With all of the moaning and groaning about high gas prices, high food prices, and high costs in just about everything, it's easy to feel overwhelmed about the simplest decisions. However, stuck in this madness is a problem far greater than anything that comes out of the ground: apathy. The public at large is fed (or chooses to ignore) the simplest of details about the "energy crisis" and uses that as a base to make consumer choices all the while sounding like idiots trying to use big words to cover up their deficiency in knowledge.
The truth is we have enough oil to last us for at least another century at our current rate of consumption. Here's a mind bender: the United States burns ten thousand gallons of oil a second. If you throw in the exponential growth of underdeveloped countries like China and India and the proposed Kyoto II protocol, that oil reserve which took two millions years to make would be depleted in anywhere from 50-100 years. Despite how harrowing these numbers are, it's not even the tip of the iceburg. Ask your parents about the OPEC oil embargos in the 1970s. Ask about the two hour waits at the gas pump and the rationing that took place then when gas was only pennies on the dollar. If something of that nature happened today in the US, citizens would torch cities. "I have to wait two hours to pay a hundred dollars so I can fill up my Escalade!?" Believe it. Given the sociopolitical instability of so many oil producing regions in the world (the Middle East, Kenya), the geographical impossibility of some regions in which to drill (Siberia and Kamkatcha), or the geopolitical ramifications of drilling (ANWR and Canada) the world is facing a decision none of us want to make: wreck the environment to fulfill the needs of a growing world or pray that scientists come up with a magic bullet that won't take fifty years to implement and thus render it useless by the time it comes into play. We're facing a grave problem ahead of us, and the situation could already be so much better if people knew about the whole problem, not just what shows up on the homefront.

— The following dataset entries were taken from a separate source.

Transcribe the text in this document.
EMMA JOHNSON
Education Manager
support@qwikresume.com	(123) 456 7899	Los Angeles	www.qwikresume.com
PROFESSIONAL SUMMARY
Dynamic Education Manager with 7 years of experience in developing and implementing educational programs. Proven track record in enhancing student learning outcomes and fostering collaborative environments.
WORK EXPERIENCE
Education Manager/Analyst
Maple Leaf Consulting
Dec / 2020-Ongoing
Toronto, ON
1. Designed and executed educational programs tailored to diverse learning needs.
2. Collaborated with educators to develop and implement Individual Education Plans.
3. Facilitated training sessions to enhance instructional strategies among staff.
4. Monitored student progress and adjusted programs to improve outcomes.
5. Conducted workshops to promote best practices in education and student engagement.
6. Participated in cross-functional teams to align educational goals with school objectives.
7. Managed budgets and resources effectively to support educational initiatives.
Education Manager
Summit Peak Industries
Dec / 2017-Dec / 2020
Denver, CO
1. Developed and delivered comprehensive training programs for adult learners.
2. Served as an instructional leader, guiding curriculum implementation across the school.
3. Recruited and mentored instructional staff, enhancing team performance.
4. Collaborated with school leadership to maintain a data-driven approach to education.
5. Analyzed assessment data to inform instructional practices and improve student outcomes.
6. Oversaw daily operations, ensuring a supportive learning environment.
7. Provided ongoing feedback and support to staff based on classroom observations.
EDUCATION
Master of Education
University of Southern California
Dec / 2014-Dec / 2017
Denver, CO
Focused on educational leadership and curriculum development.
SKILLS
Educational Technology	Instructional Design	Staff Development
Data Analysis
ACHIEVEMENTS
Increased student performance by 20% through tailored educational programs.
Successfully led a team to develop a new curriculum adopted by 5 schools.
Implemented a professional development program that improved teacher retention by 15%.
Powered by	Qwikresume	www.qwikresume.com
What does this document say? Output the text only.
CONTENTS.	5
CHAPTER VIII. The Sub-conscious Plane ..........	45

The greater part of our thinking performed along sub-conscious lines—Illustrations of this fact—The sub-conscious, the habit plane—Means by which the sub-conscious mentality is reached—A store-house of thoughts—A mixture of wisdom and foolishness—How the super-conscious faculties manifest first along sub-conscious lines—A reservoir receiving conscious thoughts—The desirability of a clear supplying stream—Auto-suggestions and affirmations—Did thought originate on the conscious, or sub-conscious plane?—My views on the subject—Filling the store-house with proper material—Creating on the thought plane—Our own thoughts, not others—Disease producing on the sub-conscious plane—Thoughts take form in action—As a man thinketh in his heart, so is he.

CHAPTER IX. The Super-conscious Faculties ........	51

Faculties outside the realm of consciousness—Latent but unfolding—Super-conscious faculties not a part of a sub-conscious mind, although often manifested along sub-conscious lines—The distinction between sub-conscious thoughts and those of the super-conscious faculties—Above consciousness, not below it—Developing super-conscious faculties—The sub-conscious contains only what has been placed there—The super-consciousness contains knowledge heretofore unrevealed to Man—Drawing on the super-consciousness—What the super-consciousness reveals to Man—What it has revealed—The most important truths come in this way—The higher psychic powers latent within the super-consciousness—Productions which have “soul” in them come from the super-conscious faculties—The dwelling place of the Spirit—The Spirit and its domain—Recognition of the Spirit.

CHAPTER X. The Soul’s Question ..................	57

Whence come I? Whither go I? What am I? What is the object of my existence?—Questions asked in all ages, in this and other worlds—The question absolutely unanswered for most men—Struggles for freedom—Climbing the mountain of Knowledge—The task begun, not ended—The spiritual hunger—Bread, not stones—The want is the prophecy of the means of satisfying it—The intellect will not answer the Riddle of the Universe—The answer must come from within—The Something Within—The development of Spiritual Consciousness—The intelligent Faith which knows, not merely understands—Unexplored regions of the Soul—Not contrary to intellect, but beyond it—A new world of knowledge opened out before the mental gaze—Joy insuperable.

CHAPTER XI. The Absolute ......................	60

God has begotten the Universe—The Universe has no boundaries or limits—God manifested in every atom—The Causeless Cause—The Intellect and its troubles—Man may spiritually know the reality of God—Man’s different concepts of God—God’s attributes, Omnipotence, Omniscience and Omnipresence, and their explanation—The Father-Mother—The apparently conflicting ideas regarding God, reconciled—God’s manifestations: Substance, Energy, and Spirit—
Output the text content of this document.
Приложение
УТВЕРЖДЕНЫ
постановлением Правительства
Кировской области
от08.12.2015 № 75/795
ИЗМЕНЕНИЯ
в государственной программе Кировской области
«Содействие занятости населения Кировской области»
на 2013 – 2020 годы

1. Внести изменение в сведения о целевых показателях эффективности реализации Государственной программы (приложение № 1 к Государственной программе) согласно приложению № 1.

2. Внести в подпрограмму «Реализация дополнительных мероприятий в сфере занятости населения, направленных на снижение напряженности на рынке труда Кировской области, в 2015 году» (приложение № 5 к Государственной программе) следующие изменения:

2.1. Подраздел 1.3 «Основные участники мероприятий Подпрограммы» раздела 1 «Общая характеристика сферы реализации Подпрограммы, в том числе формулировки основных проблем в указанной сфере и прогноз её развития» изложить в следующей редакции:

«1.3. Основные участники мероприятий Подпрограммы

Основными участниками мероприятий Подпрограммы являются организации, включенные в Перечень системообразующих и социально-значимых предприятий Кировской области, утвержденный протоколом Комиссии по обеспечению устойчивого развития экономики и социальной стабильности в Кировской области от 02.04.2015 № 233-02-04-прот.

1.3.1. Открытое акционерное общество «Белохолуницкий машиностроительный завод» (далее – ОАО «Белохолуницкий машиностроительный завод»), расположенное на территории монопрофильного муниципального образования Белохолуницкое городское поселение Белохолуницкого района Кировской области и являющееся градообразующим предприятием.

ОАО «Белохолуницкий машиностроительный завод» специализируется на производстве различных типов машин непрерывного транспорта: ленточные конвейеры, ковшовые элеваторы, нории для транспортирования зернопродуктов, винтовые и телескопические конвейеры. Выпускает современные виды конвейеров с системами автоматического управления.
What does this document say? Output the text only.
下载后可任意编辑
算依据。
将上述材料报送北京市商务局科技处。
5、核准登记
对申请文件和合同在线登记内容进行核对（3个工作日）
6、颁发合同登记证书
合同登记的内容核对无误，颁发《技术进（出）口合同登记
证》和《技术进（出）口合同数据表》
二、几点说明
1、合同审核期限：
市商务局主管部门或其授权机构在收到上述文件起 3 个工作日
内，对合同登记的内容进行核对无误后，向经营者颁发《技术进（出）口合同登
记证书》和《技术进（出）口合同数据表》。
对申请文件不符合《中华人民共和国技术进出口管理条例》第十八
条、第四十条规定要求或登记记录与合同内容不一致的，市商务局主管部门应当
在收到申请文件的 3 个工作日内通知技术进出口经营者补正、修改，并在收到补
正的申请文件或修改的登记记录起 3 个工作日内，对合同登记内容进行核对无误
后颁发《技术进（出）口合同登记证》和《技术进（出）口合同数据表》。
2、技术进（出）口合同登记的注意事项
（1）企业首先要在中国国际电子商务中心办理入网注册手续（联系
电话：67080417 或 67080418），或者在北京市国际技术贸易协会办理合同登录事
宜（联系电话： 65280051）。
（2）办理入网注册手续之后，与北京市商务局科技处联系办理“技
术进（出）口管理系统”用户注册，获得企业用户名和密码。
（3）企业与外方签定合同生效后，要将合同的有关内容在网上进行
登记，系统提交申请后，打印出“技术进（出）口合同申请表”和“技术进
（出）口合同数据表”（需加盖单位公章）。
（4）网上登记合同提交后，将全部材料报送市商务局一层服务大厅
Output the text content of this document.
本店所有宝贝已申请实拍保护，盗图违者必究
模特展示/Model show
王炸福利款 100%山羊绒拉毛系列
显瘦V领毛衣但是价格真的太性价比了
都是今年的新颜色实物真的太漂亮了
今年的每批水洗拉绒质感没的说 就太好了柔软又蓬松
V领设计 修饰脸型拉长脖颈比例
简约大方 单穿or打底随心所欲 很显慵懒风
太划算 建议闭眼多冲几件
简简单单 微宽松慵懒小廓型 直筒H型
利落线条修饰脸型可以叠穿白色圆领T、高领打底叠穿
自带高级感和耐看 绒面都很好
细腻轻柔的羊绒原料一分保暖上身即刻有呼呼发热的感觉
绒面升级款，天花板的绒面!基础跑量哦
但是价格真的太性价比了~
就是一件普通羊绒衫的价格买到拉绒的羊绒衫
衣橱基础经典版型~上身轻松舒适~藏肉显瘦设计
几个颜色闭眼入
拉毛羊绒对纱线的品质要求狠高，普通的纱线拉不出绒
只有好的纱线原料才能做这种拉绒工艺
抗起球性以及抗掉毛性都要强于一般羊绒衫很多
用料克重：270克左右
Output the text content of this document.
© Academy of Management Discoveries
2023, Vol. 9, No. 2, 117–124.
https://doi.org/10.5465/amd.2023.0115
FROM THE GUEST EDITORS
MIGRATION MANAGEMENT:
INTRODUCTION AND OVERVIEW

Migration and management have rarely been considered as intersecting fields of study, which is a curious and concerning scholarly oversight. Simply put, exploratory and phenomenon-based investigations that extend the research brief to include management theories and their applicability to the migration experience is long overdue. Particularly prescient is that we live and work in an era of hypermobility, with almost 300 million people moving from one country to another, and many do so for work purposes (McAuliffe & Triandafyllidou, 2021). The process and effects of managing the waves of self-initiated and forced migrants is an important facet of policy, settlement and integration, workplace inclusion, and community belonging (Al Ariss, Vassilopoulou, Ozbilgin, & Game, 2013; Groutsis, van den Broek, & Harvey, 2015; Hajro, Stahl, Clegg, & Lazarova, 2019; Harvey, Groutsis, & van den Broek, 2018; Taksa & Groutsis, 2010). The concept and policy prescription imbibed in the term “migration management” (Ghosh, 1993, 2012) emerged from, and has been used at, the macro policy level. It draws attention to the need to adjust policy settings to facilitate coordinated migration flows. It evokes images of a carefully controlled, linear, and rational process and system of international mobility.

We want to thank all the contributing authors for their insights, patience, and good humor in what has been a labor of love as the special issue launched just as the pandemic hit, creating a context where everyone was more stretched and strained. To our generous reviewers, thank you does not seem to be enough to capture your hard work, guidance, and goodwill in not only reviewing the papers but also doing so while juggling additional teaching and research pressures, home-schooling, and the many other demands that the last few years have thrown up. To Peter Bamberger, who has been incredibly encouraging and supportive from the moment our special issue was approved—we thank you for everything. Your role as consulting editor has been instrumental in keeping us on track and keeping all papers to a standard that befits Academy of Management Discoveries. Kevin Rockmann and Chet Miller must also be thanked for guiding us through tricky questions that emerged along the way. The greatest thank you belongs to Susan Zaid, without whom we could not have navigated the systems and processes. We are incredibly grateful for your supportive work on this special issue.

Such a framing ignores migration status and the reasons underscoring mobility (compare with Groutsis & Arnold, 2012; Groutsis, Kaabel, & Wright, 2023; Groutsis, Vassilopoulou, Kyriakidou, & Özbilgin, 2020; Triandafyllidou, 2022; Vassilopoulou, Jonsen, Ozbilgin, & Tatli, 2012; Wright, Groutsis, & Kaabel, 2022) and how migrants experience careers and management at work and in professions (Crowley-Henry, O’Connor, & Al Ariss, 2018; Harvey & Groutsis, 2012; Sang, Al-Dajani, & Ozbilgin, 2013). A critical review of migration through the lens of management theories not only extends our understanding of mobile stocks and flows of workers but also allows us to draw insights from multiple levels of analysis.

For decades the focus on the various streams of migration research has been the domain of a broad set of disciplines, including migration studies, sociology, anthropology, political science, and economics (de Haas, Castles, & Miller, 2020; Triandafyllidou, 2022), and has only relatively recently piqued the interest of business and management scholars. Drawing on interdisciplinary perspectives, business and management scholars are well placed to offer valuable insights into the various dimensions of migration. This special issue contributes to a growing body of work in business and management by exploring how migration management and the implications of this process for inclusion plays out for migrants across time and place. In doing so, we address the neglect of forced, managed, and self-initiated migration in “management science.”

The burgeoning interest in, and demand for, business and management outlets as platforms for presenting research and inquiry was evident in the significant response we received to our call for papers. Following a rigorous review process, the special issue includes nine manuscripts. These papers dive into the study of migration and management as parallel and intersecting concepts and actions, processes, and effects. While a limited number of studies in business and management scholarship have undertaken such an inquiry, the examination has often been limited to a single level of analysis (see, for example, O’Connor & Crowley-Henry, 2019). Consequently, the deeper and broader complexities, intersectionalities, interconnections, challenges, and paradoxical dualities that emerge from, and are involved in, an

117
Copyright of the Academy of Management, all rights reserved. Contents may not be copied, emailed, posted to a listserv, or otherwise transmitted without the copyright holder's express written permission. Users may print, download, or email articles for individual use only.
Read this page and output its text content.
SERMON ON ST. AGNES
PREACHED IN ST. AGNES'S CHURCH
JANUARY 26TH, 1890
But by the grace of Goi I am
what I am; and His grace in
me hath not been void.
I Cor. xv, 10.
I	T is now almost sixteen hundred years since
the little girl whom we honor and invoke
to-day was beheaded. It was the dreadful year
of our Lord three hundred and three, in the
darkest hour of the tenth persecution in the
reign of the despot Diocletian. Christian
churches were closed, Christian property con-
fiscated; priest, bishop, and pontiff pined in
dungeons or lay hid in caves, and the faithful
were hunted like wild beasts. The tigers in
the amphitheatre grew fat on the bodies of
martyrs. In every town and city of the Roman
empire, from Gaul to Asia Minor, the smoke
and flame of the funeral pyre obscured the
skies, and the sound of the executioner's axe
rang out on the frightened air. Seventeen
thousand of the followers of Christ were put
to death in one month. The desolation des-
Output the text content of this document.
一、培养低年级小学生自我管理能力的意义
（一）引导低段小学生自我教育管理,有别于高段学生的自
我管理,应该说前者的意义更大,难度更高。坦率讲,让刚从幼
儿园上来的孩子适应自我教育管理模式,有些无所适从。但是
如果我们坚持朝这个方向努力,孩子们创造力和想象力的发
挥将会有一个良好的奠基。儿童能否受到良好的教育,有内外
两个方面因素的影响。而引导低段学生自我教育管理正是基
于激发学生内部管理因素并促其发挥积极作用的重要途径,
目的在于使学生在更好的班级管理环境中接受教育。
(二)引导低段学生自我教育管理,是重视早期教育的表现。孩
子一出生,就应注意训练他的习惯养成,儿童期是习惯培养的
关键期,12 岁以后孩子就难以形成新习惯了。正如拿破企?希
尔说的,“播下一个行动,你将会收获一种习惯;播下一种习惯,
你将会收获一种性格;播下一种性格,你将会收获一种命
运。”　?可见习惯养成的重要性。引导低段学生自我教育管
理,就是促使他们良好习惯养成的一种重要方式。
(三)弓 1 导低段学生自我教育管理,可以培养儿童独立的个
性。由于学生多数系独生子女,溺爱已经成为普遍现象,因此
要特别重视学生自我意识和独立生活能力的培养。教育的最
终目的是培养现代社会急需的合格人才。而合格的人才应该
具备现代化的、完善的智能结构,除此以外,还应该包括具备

Furthering this maddening campaign of misinformation and subsequent misappropriation are the acts of our Congress. It finally seems like they have opened their eyes to the monumental problem facing us not only in the fuel sector but in energy as well. Despite this, they have been very passive, making empty promises and focusing on gap solutions and obsolete energies. An example of this is ethanol. Touted as "America's clean fuel," ethanol in the US is derived from corn. As previously stated, ethanol is cost prohibitive when derived from corn. So what does Congress do? Sink 1.4 billion dollars into ethanol subsidies that will eat up 5 million hectacres of corn that could be feeding Americans and lowering food costs instead of buoying a faltering sugar cane crop and giving hope back to thousands of farmers in Louisiana and Florida. This is one government misstep that could make the ineptitude of FEMA pale in comparison.
It's better to address this problem now than in the future when the situation will warrant a serious concern not unlike the specter of nuclear holocaust during the Cold War. The funny thing is my hyperbole may not be as far from the truth as you think. If one country were to have a monopoly on the world's oil reserve (OPEC does not have a monopoly, it's more or less a cartel) the effects on developed countries would be devastating. The lack of energy diversity is the number one problem facing our planet right now. Our dependence on fossil fuels have contributed to global climate change, though the data needs more time to be analyzed. It has also left the United States at a loss from a national security standpoint. We need oil and if our supply from less-than-friendly countries were cut, the nation would almost come to a standstill. The groundwork for alternative energy was laid by the Kyoto Protocol, an act the United States refused to sign over concerns about the leniency granted to China. President Obama will have no such excuses not to sign the next major global environmental act when it is passed sometime toward the end of his first term in office. There will be a time when America's energy policy will have to override national defense interests because the energy policy will become our defense policy. A self-sustaining national energy grid would be our best defense against oil embargos, terrorist attacks, and foreign arm wrangling. My message to Washington is: the sooner the better. Now, where's that ethanol?